Workflow:VainF Torch Pruning Object Detection Pruning
| Knowledge Sources | |
|---|---|
| Domains | Model_Compression, Structural_Pruning, Object_Detection |
| Last Updated | 2026-02-07 23:30 GMT |
Overview
End-to-end iterative pruning and fine-tuning pipeline for YOLO object detection models (YOLOv5, YOLOv7, YOLOv8), progressively compressing the model while preserving detection accuracy.
Description
This workflow implements an iterative prune-then-finetune loop specifically designed for object detection models. Unlike single-shot pruning used for classifiers, detection models require careful iterative pruning with fine-tuning between each step to maintain detection quality (mAP). The workflow handles YOLO-specific challenges including replacing C2f modules with pruning-compatible variants, ignoring detection heads, managing progressive pruning ratios computed from a target total pruning rate, and integrating with the Ultralytics training pipeline for fine-tuning. Each iteration prunes a fraction of channels, evaluates mAP before and after fine-tuning, and includes an early stopping mechanism based on maximum allowed mAP drop.
Usage
Execute this workflow when you need to compress a YOLO detection model for deployment on edge devices, mobile platforms, or real-time inference scenarios. This is appropriate when you have a trained YOLOv5/v7/v8 model and need to reduce its computational cost while maintaining acceptable detection accuracy.
Execution Steps
Step 1: Load trained YOLO model and prepare architecture
Load the pretrained YOLO model from a checkpoint. For YOLOv8, replace C2f modules with a pruning-compatible C2f_v2 variant that splits the initial convolution into two separate convolutions, making the architecture amenable to structural pruning. Re-initialize batch normalization parameters and enable gradients for all parameters.
Key considerations:
- The C2f module uses chunk operations that are difficult to prune; C2f_v2 replaces these with explicit separate convolutions
- Weight transfer from C2f to C2f_v2 must correctly split the first convolution's weights by channel
- Initialize BN epsilon, momentum, and ReLU inplace settings after module replacement
Step 2: Establish baseline metrics
Run validation on the full (unpruned) model to establish baseline mAP, MACs, and parameter count. These serve as reference points for measuring compression progress and quality degradation across pruning iterations.
Key considerations:
- Use the same validation dataset and settings that will be used for post-pruning evaluation
- Record baseline_macs and baseline_nparams for computing compression ratios
Step 3: Compute per-iteration pruning ratio
Calculate the pruning ratio for each iteration such that after all iterations, the total pruning matches the target rate. The formula ensures equal proportional pruning at each step: ratio_per_step = 1 - (1 - target_rate)^(1/num_steps).
Pseudocode:
per_step_ratio = 1 - (1 - target_pruning_rate) ^ (1 / iterative_steps)
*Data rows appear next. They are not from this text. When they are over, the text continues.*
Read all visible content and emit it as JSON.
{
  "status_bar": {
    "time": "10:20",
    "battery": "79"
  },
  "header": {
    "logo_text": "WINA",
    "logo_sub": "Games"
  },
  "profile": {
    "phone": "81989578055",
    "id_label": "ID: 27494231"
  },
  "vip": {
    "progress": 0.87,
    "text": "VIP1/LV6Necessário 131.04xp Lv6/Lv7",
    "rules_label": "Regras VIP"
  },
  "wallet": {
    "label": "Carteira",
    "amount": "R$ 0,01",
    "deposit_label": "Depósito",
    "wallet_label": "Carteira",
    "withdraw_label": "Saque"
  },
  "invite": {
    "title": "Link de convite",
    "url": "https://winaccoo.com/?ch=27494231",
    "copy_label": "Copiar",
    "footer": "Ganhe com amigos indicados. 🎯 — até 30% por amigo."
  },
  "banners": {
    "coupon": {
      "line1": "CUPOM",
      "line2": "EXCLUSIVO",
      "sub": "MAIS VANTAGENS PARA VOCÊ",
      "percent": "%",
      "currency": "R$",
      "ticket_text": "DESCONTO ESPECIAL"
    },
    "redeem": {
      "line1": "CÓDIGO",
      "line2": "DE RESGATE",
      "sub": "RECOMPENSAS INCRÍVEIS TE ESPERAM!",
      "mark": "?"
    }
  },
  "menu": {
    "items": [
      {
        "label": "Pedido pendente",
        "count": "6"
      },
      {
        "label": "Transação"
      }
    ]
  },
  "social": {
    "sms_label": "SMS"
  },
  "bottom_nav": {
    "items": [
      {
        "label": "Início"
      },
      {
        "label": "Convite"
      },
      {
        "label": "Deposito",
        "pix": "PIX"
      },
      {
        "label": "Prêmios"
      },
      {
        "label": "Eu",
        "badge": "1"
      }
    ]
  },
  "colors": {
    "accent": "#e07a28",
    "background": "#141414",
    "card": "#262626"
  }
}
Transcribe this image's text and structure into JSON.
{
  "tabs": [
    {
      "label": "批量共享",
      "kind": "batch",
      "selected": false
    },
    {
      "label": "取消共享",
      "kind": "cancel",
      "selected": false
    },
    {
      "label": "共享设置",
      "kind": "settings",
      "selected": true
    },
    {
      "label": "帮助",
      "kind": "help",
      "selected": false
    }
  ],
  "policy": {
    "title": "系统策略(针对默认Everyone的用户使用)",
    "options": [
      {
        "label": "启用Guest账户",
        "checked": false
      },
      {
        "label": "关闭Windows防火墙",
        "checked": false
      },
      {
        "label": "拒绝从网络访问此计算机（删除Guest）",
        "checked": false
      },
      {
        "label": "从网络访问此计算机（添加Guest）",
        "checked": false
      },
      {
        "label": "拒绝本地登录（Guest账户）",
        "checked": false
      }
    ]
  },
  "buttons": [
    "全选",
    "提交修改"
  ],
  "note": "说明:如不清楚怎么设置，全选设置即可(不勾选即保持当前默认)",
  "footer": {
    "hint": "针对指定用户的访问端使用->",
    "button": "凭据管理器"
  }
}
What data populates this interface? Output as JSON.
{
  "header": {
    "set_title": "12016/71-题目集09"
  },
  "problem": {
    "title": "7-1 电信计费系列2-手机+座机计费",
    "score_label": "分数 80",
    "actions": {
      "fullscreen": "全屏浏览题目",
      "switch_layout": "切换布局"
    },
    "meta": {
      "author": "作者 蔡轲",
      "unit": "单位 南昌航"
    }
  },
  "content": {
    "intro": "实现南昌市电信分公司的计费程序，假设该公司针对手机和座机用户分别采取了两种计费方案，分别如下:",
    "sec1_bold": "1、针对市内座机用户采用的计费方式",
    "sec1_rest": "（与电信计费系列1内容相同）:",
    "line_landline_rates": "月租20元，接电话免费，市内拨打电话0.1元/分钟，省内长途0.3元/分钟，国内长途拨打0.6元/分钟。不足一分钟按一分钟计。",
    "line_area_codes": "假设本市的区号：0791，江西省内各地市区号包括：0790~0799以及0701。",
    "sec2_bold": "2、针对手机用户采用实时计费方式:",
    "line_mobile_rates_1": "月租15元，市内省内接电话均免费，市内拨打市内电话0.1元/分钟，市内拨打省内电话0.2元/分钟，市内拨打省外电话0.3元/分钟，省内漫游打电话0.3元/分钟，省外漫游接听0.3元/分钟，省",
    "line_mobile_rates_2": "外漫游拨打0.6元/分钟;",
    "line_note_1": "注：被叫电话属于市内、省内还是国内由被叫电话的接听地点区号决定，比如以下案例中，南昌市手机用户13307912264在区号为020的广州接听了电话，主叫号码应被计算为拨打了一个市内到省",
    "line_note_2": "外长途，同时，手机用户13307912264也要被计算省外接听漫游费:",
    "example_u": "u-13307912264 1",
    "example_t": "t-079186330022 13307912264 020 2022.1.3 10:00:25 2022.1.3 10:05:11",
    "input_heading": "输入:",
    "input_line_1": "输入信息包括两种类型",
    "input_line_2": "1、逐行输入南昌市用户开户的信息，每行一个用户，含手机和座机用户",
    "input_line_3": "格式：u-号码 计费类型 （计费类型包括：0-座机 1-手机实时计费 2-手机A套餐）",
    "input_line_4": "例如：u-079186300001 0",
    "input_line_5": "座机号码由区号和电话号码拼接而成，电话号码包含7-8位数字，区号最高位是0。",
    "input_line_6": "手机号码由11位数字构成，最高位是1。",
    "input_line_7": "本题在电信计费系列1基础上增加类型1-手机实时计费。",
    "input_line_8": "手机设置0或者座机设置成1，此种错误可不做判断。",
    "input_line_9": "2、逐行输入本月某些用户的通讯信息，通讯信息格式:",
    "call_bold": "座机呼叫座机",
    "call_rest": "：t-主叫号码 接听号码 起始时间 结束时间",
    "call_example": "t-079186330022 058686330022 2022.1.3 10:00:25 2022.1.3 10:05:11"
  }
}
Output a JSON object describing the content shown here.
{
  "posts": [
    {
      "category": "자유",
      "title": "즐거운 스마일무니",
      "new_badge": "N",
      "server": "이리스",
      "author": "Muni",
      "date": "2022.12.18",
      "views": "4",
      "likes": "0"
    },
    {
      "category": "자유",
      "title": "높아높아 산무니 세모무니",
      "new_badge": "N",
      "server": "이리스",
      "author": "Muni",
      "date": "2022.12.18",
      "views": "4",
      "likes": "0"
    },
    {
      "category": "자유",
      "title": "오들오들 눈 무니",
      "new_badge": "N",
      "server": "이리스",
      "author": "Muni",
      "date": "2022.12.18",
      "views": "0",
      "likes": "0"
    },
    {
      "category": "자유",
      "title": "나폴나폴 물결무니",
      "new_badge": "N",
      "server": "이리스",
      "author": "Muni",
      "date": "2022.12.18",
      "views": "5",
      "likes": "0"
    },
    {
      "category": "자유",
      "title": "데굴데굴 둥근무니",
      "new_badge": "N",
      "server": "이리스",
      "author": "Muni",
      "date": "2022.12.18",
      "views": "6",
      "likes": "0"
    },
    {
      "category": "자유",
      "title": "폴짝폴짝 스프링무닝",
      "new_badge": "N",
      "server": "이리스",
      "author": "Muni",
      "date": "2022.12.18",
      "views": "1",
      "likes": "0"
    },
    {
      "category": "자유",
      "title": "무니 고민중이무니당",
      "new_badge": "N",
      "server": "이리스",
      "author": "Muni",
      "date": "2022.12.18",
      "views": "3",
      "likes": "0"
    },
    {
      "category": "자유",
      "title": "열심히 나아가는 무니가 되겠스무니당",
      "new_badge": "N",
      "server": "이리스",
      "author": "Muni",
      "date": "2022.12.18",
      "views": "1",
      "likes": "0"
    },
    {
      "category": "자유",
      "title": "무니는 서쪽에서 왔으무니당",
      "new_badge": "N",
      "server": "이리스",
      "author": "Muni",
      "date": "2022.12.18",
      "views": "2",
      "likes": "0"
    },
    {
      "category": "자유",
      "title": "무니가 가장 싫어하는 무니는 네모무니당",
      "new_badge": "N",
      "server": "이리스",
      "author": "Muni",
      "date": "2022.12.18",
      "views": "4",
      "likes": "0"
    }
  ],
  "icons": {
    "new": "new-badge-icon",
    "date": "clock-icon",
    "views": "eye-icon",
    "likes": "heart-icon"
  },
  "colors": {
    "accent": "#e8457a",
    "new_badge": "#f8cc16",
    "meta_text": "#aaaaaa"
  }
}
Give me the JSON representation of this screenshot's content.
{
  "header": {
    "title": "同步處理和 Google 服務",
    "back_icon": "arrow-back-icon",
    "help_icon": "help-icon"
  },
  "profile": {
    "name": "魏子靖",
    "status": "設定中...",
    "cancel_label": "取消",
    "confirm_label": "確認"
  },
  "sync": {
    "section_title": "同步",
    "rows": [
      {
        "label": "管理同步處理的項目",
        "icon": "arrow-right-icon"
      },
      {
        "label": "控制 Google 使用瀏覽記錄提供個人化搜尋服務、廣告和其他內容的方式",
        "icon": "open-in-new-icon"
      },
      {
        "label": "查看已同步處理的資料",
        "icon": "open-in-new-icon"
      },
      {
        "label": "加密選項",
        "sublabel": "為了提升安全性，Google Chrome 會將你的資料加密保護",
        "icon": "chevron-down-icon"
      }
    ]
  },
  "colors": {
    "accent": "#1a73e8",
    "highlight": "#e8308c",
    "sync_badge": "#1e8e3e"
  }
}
Step 4: Execute iterative prune-finetune loop
For each iteration: create a GroupNormPruner with the per-step pruning ratio, ignore detection head layers (Detect modules), execute pruning, validate mAP on the pruned (not yet fine-tuned) model, fine-tune for a configured number of epochs using the Ultralytics training pipeline, then validate again to measure recovered mAP. Track all metrics across iterations.
Key considerations:
- Ignore Detect modules to preserve the detection output structure
- Fine-tuning epochs per iteration are typically shorter than original training (e.g., 10 epochs)
- Delete the pruner after each iteration to free memory
- Early stopping if mAP drops below the allowed maximum drop threshold
Step 5: Export and visualize results
After completing all pruning iterations (or early stopping), export the final pruned model to ONNX format for deployment. Generate a performance visualization graph showing mAP recovery, pruned mAP, and MACs reduction across all pruning steps.
Key considerations:
- The performance graph plots recovered mAP, pruned mAP (before fine-tuning), and MACs on a dual-axis chart
- ONNX export enables deployment on various inference runtimes
- Compare final model size and speed against the baseline